In 2008 and 2009, the Federal Reserve operated on an epic scale. The Fed bought a trillion dollars’ worth of mortgage-backed securities. To pay for those securities, the Fed created a trillion dollars worth of cash money – money injected into banks and then (supposedly) through the banks into the general economy.

That supposedly is the tricky part. The Fed has to rely on the privately owned banks to circulate money through the economy – and the banks can only circulate if individuals and companies want to borrow. Right now, nobody with any credit-worthiness is in the mood to borrow. Newly created money sits (metaphorically) in the vaults of the banks, awaiting customers who never come.

But it is also true that in 2010, the Fed reduced its operations. At the beginning of 2010, it owned a little over $2 trillion worth of securities, and it owns a little over $2 trillion worth of securities today.
Untold trillions of dollars were moved from the Treasury and the Fed to the banks in 2008 and 2009. Instead of lending that money to business, the banks instead bought Treasury Bills, which was a pretty good scam when you consider that the Fed and Treasury money was sent out the banks at nearly zero percent interest and T-Bills yield at three percent. The banks, Goldman Sachs and JP Morgan, in particular, stand to profit by increasing America's debt.

In their interview, Frum and Makin agree on another unknowable idea.
Makin and Frum seem to agree that the Federal Reserve needs to take steps to increase the money supply and boost the rate of inflation. “A lot of people’s instinct is, ‘inflation is bad, maybe deflation is good’. The answer is, no… deflation encourages people not to spend, and that’s going to make the slowdown even worse,” said Makin.
Makin said that a targeted inflation rate of around 2% would be preferable, which would increase economic certainty.

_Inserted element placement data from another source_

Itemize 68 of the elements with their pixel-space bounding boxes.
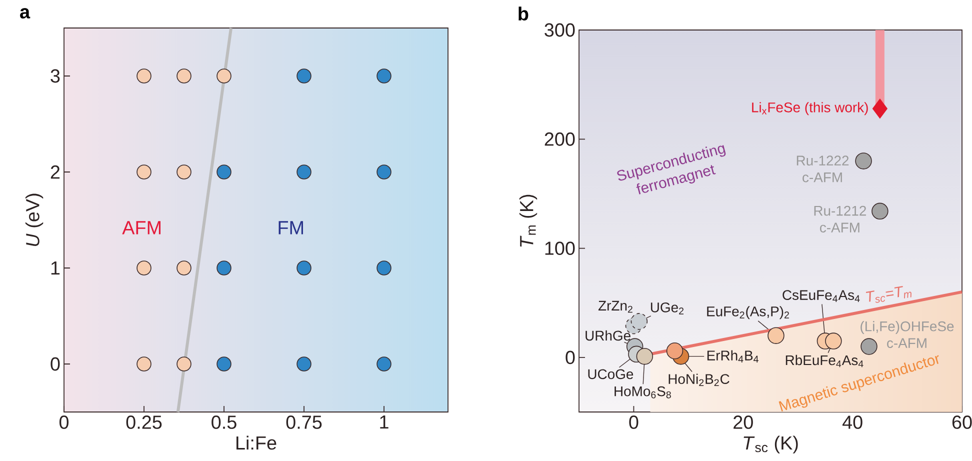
point [296,68,312,84]
point [216,356,232,372]
x-tick-label: 0 [59,416,69,429]
point [216,68,232,84]
point [136,68,152,84]
x-tick-label: 60 [952,416,972,429]
annotation: HoNi$_{2}$B$_{2}$C [668,374,730,386]
point [136,260,152,276]
y-tick-label: 1 [51,261,60,275]
point [855,152,872,170]
annotation: Li$_{x}$FeSe (this work) [752,102,868,116]
y-tick-label: 300 [544,23,575,37]
y-tick-label: 0 [566,350,575,364]
y-tick-label: 2 [50,165,60,179]
x-tick-label: 0 [629,416,638,429]
annotation: (Li,Fe)OHFeSe c-AFM [860,321,954,348]
point [176,68,192,84]
x-tick-label: 40 [842,416,862,429]
annotation: UCoGe [588,369,634,380]
point [872,98,888,118]
point [872,202,888,220]
x-tick-label: 1 [380,416,388,429]
x-axis-title: Li:Fe [236,436,276,450]
point [296,260,312,276]
annotation: Ru-1222 c-AFM [796,156,849,182]
point [296,164,312,180]
annotation: Ru-1212 c-AFM [814,206,866,232]
annotation: UGe$_{2}$ [650,302,684,314]
x-tick-label: 0.75 [286,416,322,429]
text: T$_{sc}$=T$_{m}$ [866,286,912,303]
point [176,164,192,180]
point [216,260,232,276]
point [666,342,684,360]
point [630,313,648,330]
point [376,68,392,84]
chart-title: a [20,8,30,19]
point [376,164,392,180]
y-tick-label: 100 [545,242,575,255]
x-tick-label: 0.25 [126,416,162,429]
y-tick-label: 0 [50,357,60,371]
point [216,164,232,180]
x-tick-label: 0.5 [212,416,236,429]
annotation: ErRh$_{4}$B$_{4}$ [707,350,758,362]
point [176,260,192,276]
annotation: ZrZn$_{2}$ [598,300,632,313]
point [176,356,192,372]
point [376,260,392,276]
point [825,332,842,350]
point [136,356,152,372]
y-tick-label: 200 [544,132,575,146]
point [376,356,392,372]
point [768,327,784,344]
point [860,338,878,355]
y-axis-title: U (eV) [25,194,44,246]
point [136,164,152,180]
x-axis-title: T$_{sc}$ (K) [744,436,798,454]
chart-title: b [518,6,528,20]
annotation: URhGe [586,330,630,341]
point [636,348,654,365]
annotation: AFM [122,221,160,234]
y-axis-title: T$_{m}$ (K) [519,194,538,247]
annotation: FM [278,221,303,234]
y-tick-label: 3 [50,69,60,83]
annotation: HoMo$_{6}$S$_{8}$ [614,386,671,398]
annotation: CsEuFe$_{4}$As$_{4}$ [782,290,860,302]
annotation: EuFe$_{2}$(As,P)$_{2}$ [707,306,789,320]
x-tick-label: 20 [734,416,753,429]
point [296,356,312,372]
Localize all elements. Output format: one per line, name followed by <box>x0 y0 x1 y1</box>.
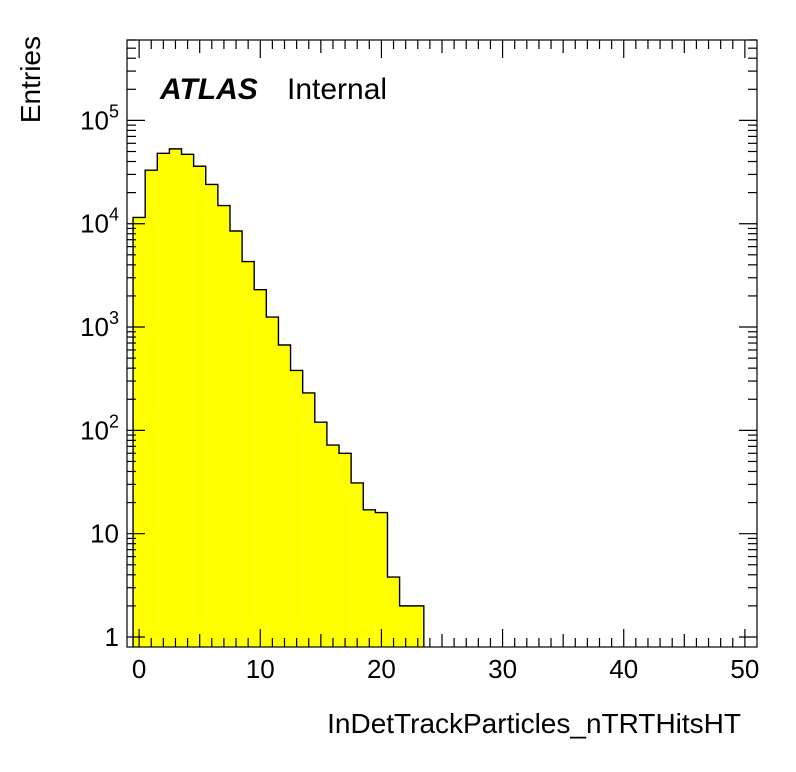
histogram-bin <box>411 605 424 647</box>
y-axis-title: Entries <box>15 36 46 123</box>
y-tick-label: 105 <box>80 101 119 135</box>
histogram-bin <box>339 453 352 647</box>
histogram-bin <box>242 261 255 647</box>
histogram-bin <box>157 153 170 647</box>
histogram-bin <box>314 422 327 647</box>
histogram-bin <box>399 605 412 647</box>
histogram-bin <box>387 577 400 647</box>
histogram-bin <box>326 445 340 647</box>
histogram-bin <box>254 289 267 647</box>
histogram-bin <box>193 166 206 647</box>
x-tick-label: 30 <box>488 654 517 684</box>
y-tick-labels: 1 10 102 103 104 105 <box>80 101 119 652</box>
histogram-bin <box>217 205 230 648</box>
histogram-bin <box>375 512 388 647</box>
histogram-bars <box>132 148 425 648</box>
y-tick-label: 104 <box>80 205 119 239</box>
internal-label: Internal <box>287 73 387 106</box>
axis-ticks <box>127 39 757 647</box>
y-tick-label: 10 <box>90 519 119 549</box>
histogram-bin <box>145 170 158 647</box>
histogram-bin <box>181 154 194 647</box>
y-tick-label: 102 <box>80 411 119 445</box>
histogram-bin <box>363 509 376 647</box>
atlas-label: ATLAS <box>159 73 258 106</box>
histogram-bin <box>133 217 146 647</box>
histogram-bin <box>229 231 243 648</box>
y-tick-label: 1 <box>105 622 119 652</box>
histogram-bin <box>266 317 279 647</box>
histogram-bin <box>278 345 291 647</box>
x-axis-title: InDetTrackParticles_nTRTHitsHT <box>327 708 741 739</box>
x-tick-label: 20 <box>367 654 396 684</box>
x-tick-label: 0 <box>132 654 146 684</box>
y-tick-label: 103 <box>80 308 119 342</box>
x-tick-label: 50 <box>730 654 759 684</box>
x-tick-label: 40 <box>609 654 638 684</box>
histogram-bin <box>205 184 218 647</box>
histogram-bin <box>351 482 364 647</box>
histogram-bin <box>169 148 182 647</box>
histogram-bin <box>290 370 303 647</box>
histogram-outline <box>132 148 425 647</box>
x-tick-label: 10 <box>246 654 275 684</box>
histogram-bin <box>302 392 315 647</box>
x-tick-labels: 0 10 20 30 40 50 <box>132 654 759 684</box>
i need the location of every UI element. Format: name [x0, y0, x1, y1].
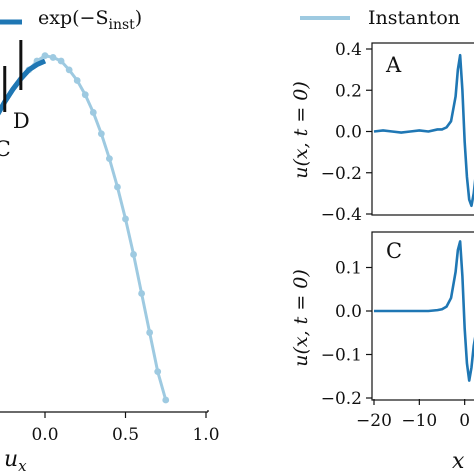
instanton-point	[146, 329, 154, 336]
x-tick-label: 0	[459, 411, 470, 431]
y-tick-label: 0.4	[335, 40, 362, 60]
instanton-point	[57, 57, 65, 65]
left-marker-group: CD	[0, 40, 30, 161]
right-top-frame	[371, 42, 474, 216]
y-tick-label: 0.0	[335, 123, 362, 143]
legend: exp(−Sinst) Instanton	[0, 7, 460, 33]
left-x-tick-label: 1.0	[192, 425, 219, 445]
right-bottom-y-label: u(x, t = 0)	[290, 269, 312, 367]
instanton-point	[130, 251, 137, 258]
right-bottom-x-ticks: −20 −10 0	[356, 399, 470, 431]
field-profile-line	[373, 53, 474, 208]
left-panel: 0.0 0.5 1.0 ux CD	[0, 40, 220, 474]
field-profile-line	[374, 240, 474, 382]
right-top-panel-label: A	[385, 53, 402, 77]
exp-series-line	[0, 58, 47, 116]
legend-label-exp: exp(−Sinst)	[38, 7, 142, 33]
instanton-point	[138, 290, 146, 297]
left-series-group	[0, 52, 170, 404]
y-tick-label: 0.1	[335, 259, 362, 279]
instanton-point	[81, 91, 89, 99]
instanton-point	[73, 77, 81, 84]
legend-label-instanton: Instanton	[368, 7, 460, 29]
y-tick-label: −0.4	[321, 205, 362, 225]
right-top-series-group	[373, 53, 474, 208]
right-bottom-y-ticks: 0.1 0.0 −0.1 −0.2	[321, 259, 372, 409]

The risk of hyperinflation is not upon us, predicted Makin. “If the yield on thirty year treasury bonds, which had been 4.5% in the spring, is now 3.7%… there can’t be much concern about inflation in that environment… the evidence is that inflation is going down, and getting dangerously close to deflation.”
There's no way of knowing whether a small rate of inflation couldn't suddenly explode into hyperinflation. I certainly don't think that presidents Kennedy, Johnson, Nixon, Ford and Carter wanted what became 13% inflation, but they couldn't curb it without creating what they thought would be politically unacceptable levels of unemployment. Reagan was the first president who seemed to understand that temporarily astronomical unemployment was, in the long-term, better than ruinously high inflation, and that might have been his single wisest decision as president.

The point is that inflation is highly unpredictable. The decisions at the Fed, which raised interest rates fairly significantly when the economy was overheating - particularly under Greenspan - prevented its return, although they also arguably destroyed the reelection prospects of President George H.W Bush.

I believe that the second President Bush's economic policies would have already triggered another round of rapid inflation if the economy hadn't crashed when it did. The platforms of both Barack Obama and John McCain relied on even further deficit financing and, in the absence of the collapse, would have probably triggered higher rates of inflation eventually.

The Great Recession makes my theory unprovable, but it's just as likely as the pie-in-the-sky predictions of partisans on either side of the political divide.

Having said that, Messers Frum and Makin are actively looking for solutions to what ails America, which can't be said for anyone in the Democratic and Republican parties, both of whom are what is more commonly known as "the problem" and married to fictions that only appeared to work in the past. I do congratulate them for that.